UE: Tusk et Juncker passent le flambeau

Le président sortant du Conseil européen Donald Tusk a symboliquement remis ses pouvoirs ce vendredi 29 novembre à Charles Michel. Le Belge prendra ses nouvelles fonctions dimanche, pour 2 ans et demi. Le 30 novembre 2019 correspond aussi à la fin du mandat de Jean-Claude Juncker à la tête de la Commission européenne.

À l’heure de passer le flambeau, Donald Tusk a brièvement tracé le bilan de ses cinq ans à la tête du Conseil européen, un mandat avec un scénario à la Hitchcock, selon l’ancien Premier ministre polonais : le sauvetage de la Grèce empêtrée dans la crise financière, les tragédies migratoires en Méditerranée, la multiplication des attentats terroristes et finalement le Brexit.

Donald Tusk quitte ses fonctions à la tête du Conseil européen avec l’estime, malgré tout, des 28 capitales entre lesquelles il a souvent réussi à forcer un compromis. Il sera toujours dans le paysage européen, dans ses nouvelles fonctions comme président du PPE, le parti de la droite traditionnelle, rapporte notre correspondant à Bruxelles, Pierre Bénazet.

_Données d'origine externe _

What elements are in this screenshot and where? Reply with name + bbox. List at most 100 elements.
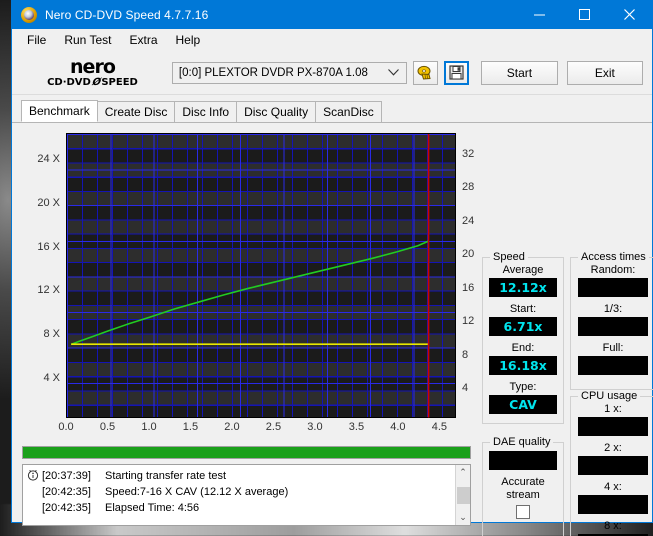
speed-panel-title: Speed: [490, 251, 528, 263]
y-tick-left: 16 X: [22, 241, 66, 253]
log-lines: [20:37:39]Starting transfer rate test[20…: [23, 465, 455, 525]
speed-panel: Speed Average 12.12x Start: 6.71x End: 1…: [482, 257, 564, 424]
x-tick: 4.5: [432, 421, 447, 433]
dae-quality-panel: DAE quality Accurate stream: [482, 442, 564, 536]
tab-disc-quality[interactable]: Disc Quality: [236, 101, 316, 122]
logo-wordmark: nero: [70, 58, 115, 77]
info-icon: [27, 469, 41, 483]
speed-end-label: End:: [483, 342, 563, 355]
y-tick-left: 8 X: [22, 328, 66, 340]
menu-item-run-test[interactable]: Run Test: [55, 31, 120, 49]
tab-create-disc[interactable]: Create Disc: [97, 101, 176, 122]
disc-hand-icon: [417, 65, 434, 81]
close-button[interactable]: [607, 0, 652, 29]
eject-disc-button[interactable]: [413, 61, 438, 85]
logo-subtitle-right: SPEED: [101, 78, 138, 88]
tab-benchmark[interactable]: Benchmark: [21, 100, 98, 122]
log-timestamp: [20:42:35]: [42, 500, 100, 516]
log-box[interactable]: [20:37:39]Starting transfer rate test[20…: [22, 464, 471, 526]
cpu-8x-label: 8 x:: [571, 520, 653, 533]
log-timestamp: [20:42:35]: [42, 484, 100, 500]
app-icon: [21, 7, 37, 23]
toolbar: nero CD·DVD Ø SPEED [0:0] PLEXTOR DVDR P…: [12, 51, 652, 95]
x-tick: 0.0: [58, 421, 73, 433]
cpu-1x-value: [578, 417, 648, 436]
access-times-panel: Access times Random: 1/3: Full:: [570, 257, 653, 390]
x-tick: 2.5: [266, 421, 281, 433]
accurate-stream-checkbox[interactable]: [516, 505, 530, 519]
y-tick-left: 20 X: [22, 197, 66, 209]
y-tick-right: 24: [457, 215, 481, 227]
log-entry: [20:42:35]Speed:7-16 X CAV (12.12 X aver…: [27, 484, 455, 500]
nero-cd-dvd-speed-window: Nero CD-DVD Speed 4.7.7.16 File Run Test…: [11, 0, 653, 523]
benchmark-chart: 4 X8 X12 X16 X20 X24 X 48121620242832 0.…: [21, 129, 473, 444]
title-bar: Nero CD-DVD Speed 4.7.7.16: [12, 0, 652, 29]
access-times-panel-title: Access times: [578, 251, 649, 263]
y-tick-left: 4 X: [22, 372, 66, 384]
x-axis: 0.00.51.01.52.02.53.03.54.04.5: [66, 421, 456, 437]
menu-item-file[interactable]: File: [18, 31, 55, 49]
y-tick-right: 16: [457, 282, 481, 294]
drive-select-value: [0:0] PLEXTOR DVDR PX-870A 1.08: [179, 67, 368, 79]
minimize-button[interactable]: [517, 0, 562, 29]
log-scrollbar[interactable]: ⌃ ⌄: [455, 465, 470, 525]
chart-series-svg: [67, 134, 455, 418]
cpu-4x-label: 4 x:: [571, 481, 653, 494]
y-tick-right: 20: [457, 248, 481, 260]
speed-end-value: 16.18x: [489, 356, 557, 375]
log-message: Elapsed Time: 4:56: [105, 500, 199, 516]
y-tick-left: 24 X: [22, 153, 66, 165]
chart-plot-area: [66, 133, 456, 418]
access-full-label: Full:: [571, 342, 653, 355]
log-indent: [27, 484, 42, 500]
scroll-down-arrow[interactable]: ⌄: [456, 510, 470, 525]
cpu-usage-panel-title: CPU usage: [578, 390, 640, 402]
access-third-value: [578, 317, 648, 336]
speed-type-value: CAV: [489, 395, 557, 414]
window-title: Nero CD-DVD Speed 4.7.7.16: [45, 8, 208, 22]
scroll-up-arrow[interactable]: ⌃: [456, 465, 470, 480]
menu-item-help[interactable]: Help: [167, 31, 210, 49]
accurate-stream-label-line1: Accurate: [483, 476, 563, 489]
logo-subtitle: CD·DVD Ø SPEED: [47, 78, 138, 88]
speed-type-label: Type:: [483, 381, 563, 394]
floppy-save-icon: [449, 65, 464, 80]
menu-bar: File Run Test Extra Help: [12, 29, 652, 51]
save-results-button[interactable]: [444, 61, 469, 85]
access-full-value: [578, 356, 648, 375]
exit-button[interactable]: Exit: [567, 61, 643, 85]
cpu-2x-value: [578, 456, 648, 475]
tab-strip: Benchmark Create Disc Disc Info Disc Qua…: [12, 100, 652, 122]
cpu-2x-label: 2 x:: [571, 442, 653, 455]
y-tick-right: 8: [457, 349, 481, 361]
log-indent: [27, 500, 42, 516]
cpu-1x-label: 1 x:: [571, 403, 653, 416]
cpu-4x-value: [578, 495, 648, 514]
y-tick-right: 4: [457, 382, 481, 394]
access-random-label: Random:: [571, 264, 653, 277]
y-tick-right: 32: [457, 148, 481, 160]
y-tick-left: 12 X: [22, 284, 66, 296]
y-tick-right: 12: [457, 315, 481, 327]
access-third-label: 1/3:: [571, 303, 653, 316]
y-axis-right: 4 8 12 16 20 24 28 32: [457, 133, 483, 418]
progress-bar-fill: [23, 447, 470, 458]
access-random-value: [578, 278, 648, 297]
x-tick: 4.0: [390, 421, 405, 433]
start-button[interactable]: Start: [481, 61, 557, 85]
benchmark-panel: 4 X 8 X 12 X 16 X 20 X 24 X 4 8 12 16 20 24 28 32 0.…: [12, 122, 652, 522]
drive-select[interactable]: [0:0] PLEXTOR DVDR PX-870A 1.08: [172, 62, 407, 84]
logo-slash-icon: Ø: [90, 78, 102, 88]
cpu-usage-panel: CPU usage 1 x: 2 x: 4 x: 8 x:: [570, 396, 653, 536]
tab-scandisc[interactable]: ScanDisc: [315, 101, 382, 122]
maximize-button[interactable]: [562, 0, 607, 29]
menu-item-extra[interactable]: Extra: [120, 31, 166, 49]
x-tick: 0.5: [100, 421, 115, 433]
nero-logo: nero CD·DVD Ø SPEED: [21, 58, 164, 88]
x-tick: 3.0: [307, 421, 322, 433]
logo-subtitle-left: CD·DVD: [47, 78, 91, 88]
speed-start-label: Start:: [483, 303, 563, 316]
y-tick-right: 28: [457, 181, 481, 193]
scroll-thumb[interactable]: [457, 487, 470, 504]
tab-disc-info[interactable]: Disc Info: [174, 101, 237, 122]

Au moment de passer le relais, Donald Tusk a lancé un appel au maintien de l’unité européenne, une tâche qui échoit désormais à l’ancien Premier ministre belge Charles Michel, qui reprend le flambeau en promettant d’œuvrer à une Europe sûre d’elle, affirmée et confiante. Charge à lui, maintenant, de démontrer sa propre capacité à construire des compromis entre les priorités souvent contradictoires des gouvernements.

Le nouveau président du Conseil européen, le Belge Charles Michel, a promis une Europe « confiante et sûre d'elle », leader dans le domaine de la lutte contre le changement climatique, lors de sa passation de pouvoir vendredi avec son prédecesseur Donald Tusk. Dans un court discours, après avoir rendu hommage à Donald Tusk, l'ancien Premier ministre belge a dévoilé ses priorités, notamment faire de l'Europe le « leader mondial de l'économie verte ». « Nous devons trouver une voie qui fonctionne pour tous les pays », a-t-il assuré.

Lors de ses adieux, les critiques de Juncker qui visent Macron

De l’autre côté de la rue, à la Commission européenne, pas de cérémonie de passation de pouvoir à Ursula Von der Leyen, seulement les adieux de Jean-Claude Juncker, qui a lui aussi subi de plein fouet les crises européennes durant son mandat, un mandat qu’il avait présenté comme celui de la dernière chance.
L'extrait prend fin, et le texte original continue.